A Lua progredida ainda fará um sextil com o Sol do mapa radical no período que cobre praticamente todo o segundo semestre de 2007, sendo setembro o mês mais potente. Mantém-se, portanto, o potencial para o recebimento de benefícios advindos dos poderes centrais e para a formação de novas parcerias que podem até ser empresariais, motivando o retorno do desenvolvimento em alguns setores, talvez o cinematográfico e de navegação, afinal o Sol do Rio está em Peixes, signo ligado ao mar à ilusão do cinema, das fantasias de carnaval, entre outras coisas. Igualmente, a Lua progredida fará sextil com Mercúrio de dezembro de 2007 a março de 2008, o que sugere um favorecimento em setores educacionais, possíveis investimentos em escolas de comunidades carentes, quem sabe, e nos pontos de complicação das vias urbanas. Entretanto, tudo isso não faz com que a conjunção de Urano em trânsito com Plutão radical deixe de acontecer. Assim, a preocupação com conflitos sociais que possam encontrar uma expressão muito violenta e espasmódica continua se mostrando legítima. Entre as características típicas desse aspecto, em uma análise astrológica para uma pessoa, encontramos o seguinte:

 

“Eliminação, talvez repentina, de hábitos nocivos. Atitude obsessivo-compulsiva, objetivos inexoráveis que tanto podem provir de ideais humanitários e de desejo de purgação de males do corpo e da sociedade, quanto de ideais baseados no preconceito e no desejo de poder de uns sobre muitos. A primeira ou a segunda expressão vão depender muito do indivíduo, mas de qualquer modo a fase se relaciona com destruição, poder, coerção, violência e uma intensa disposição de “fazer ou morrer”. O indivíduo pode pouco se importar com o que lhe ocorrerá se fizer valer seus pontos de vista. Ele potencializa seu aspecto compulsivo a tal ponto que se entrega à possibilidade de morte, mutilação, dor, enfim, sofrer o pior possível para não se submeter a quaisquer forças de domínio. Isso pode estender-se àqueles que com o indivíduo têm alguma ligação. Ele pode manter-se inflexível em seus desejos (não adianta pedir uma explicação lógica: a causa é a necessidade de demonstrar que nada poderá detê-lo, talvez nem a morte, pois outros continuarão a fazer o que ele diz) mesmo quando várias pessoas saem prejudicadas por sua teimosia e intolerância.

 

Esta conjunção de Urano em trânsito com Plutão do mapa radical sempre coincide com situações ou atos extremos ao longo do processo.
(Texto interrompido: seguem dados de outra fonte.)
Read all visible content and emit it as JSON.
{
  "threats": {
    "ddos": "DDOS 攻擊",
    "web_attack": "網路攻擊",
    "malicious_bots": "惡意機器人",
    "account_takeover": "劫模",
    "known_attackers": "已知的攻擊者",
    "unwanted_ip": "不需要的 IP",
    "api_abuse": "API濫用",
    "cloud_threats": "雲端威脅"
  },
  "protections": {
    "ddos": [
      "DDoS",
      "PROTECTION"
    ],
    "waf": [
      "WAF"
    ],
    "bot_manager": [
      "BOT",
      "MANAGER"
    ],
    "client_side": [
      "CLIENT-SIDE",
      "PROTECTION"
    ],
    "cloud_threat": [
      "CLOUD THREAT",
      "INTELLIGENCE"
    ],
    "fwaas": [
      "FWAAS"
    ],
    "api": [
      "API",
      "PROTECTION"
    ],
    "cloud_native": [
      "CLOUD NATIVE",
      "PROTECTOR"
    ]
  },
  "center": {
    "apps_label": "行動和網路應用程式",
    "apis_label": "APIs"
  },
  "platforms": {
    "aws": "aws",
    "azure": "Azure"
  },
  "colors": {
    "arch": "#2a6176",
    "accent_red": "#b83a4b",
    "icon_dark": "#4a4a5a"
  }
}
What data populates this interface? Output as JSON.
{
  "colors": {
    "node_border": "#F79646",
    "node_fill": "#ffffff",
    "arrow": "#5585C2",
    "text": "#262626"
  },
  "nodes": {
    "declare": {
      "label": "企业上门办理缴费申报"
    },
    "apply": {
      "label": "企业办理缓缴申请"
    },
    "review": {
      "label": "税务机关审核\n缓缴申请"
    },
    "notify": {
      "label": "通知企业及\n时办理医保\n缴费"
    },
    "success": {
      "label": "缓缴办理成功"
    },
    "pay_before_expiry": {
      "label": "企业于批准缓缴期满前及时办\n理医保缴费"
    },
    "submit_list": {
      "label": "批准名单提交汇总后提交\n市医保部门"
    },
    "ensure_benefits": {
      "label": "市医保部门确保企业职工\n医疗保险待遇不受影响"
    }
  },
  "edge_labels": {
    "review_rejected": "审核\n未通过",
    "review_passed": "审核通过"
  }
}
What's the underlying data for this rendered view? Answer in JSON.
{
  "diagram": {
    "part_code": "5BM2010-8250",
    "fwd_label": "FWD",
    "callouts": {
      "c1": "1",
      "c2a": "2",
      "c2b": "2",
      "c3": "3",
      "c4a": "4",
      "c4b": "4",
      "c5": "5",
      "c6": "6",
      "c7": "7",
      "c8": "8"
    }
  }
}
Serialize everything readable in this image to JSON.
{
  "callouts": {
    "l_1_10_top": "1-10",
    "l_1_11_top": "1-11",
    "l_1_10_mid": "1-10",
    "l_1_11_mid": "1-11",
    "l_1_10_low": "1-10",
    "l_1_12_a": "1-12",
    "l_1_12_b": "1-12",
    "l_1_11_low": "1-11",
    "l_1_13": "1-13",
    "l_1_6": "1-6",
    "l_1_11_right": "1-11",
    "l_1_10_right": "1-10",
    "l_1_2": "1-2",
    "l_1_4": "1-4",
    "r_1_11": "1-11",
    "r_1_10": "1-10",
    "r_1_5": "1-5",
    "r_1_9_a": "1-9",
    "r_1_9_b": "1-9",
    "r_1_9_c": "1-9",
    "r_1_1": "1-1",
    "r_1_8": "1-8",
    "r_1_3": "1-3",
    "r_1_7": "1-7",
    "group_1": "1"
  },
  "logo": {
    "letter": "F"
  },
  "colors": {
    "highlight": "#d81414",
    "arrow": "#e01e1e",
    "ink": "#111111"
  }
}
Muitos podem atuar em rebeliões contra autoridades, ter atitudes beligerantes e agir impulsivamente no sentido de eliminar decisivamente quaisquer oposições. Outros vão ao extremo oposto, com grandes obras de caridade e resistência passiva à violência e a desigualdades impostas pelos interesses de terceiros, mas sem deixar de manifestar o caráter extremamente teimoso e contrário a imposições, como mostra o simbolismo. A fase também pode coincidir com o falecimento de amigos ou de pessoas que representem uma síntese referencial para grupos de afinidade ideológica aos quais o indivíduo pertence.

 

Pode haver um intenso interesse em influenciar a mentalidade das pessoas, interferir no coletivo, suscitando nele sentimentos controversos, jogando com questões poderosas que podem causar fortes impactos em estruturas de poder vigentes.

 

A época também pode coincidir com um momento de grande desenvolvimento econômico-financeiro. Muitos podem atuar em ações coletivas (provavelmente como líderes, especialmente se Plutão estiver num ponto-chave do mapa, como o Ascendente ou o Meio do Céu) promovendo o progresso tecnológico e industrial. Investimentos vultosos em projetos sociais com muitos recursos afluindo às mãos do indivíduo ou a uma organização à qual pertença podem ser utilizados para modificações profundas tanto na ordem social quanto no modo de produzir recursos.

 

Alguns podem obter recursos e investimentos em projetos e novos conhecimentos a partir de amigos, clubes e grupos de afinidade intelectual. Idem quanto a investidores interessados no poder de influenciação que algum esforço ou descoberta do indivíduo possa trazer. Outros disseminam suas percepções sobre aspectos ocultos ou sutis da realidade, revolucionando, ao menos em seu meio ideológico, profissional ou religioso, questões de ordem muito abrangentes. De que tipo? Coisas como teorias da física quântica, cosmogonias, mitos de criação-destruição, uso da energia pessoal, mental, emocional, atômica e alternativa (ecologicamente viável) na potencialização dos processos produtivos, na manutenção dos recursos e do crescimento econômico.

 

Médicos podem viver uma fase em que vêem novas tecnologias revolucionarem seus modos de proceder. Pessoas que lidam com subterrâneos, escavações, poços e cavernas podem estar recebendo facilidades em dispositivos tecnológicos de iluminação, extração de minérios etc.”

 

Se transpusermos e adaptarmos os significados aplicáveis a mapas individuais para o mapa da cidade, talvez tenhamos uma noção mais clara do que está por vir. Esperamos que prevaleçam os fatores mais positivos desta e das outras conjunções de Urano em trânsito. Entretanto, o próximo eclipse, em 11 de setembro de 2007 terá nada menos do que Plutão e Marte em oposição no eixo das casas 1 e 7 do Rio de Janeiro, sendo que a configuração do mesmo eclipse forma uma grande quadratura que atinge exatamente os mesmos pontos (Sol, Mercúrio, Plutão etc.) já analisados. Não podemos esperar amenidades no segundo semestre de 2007 nem no princípio de 2008.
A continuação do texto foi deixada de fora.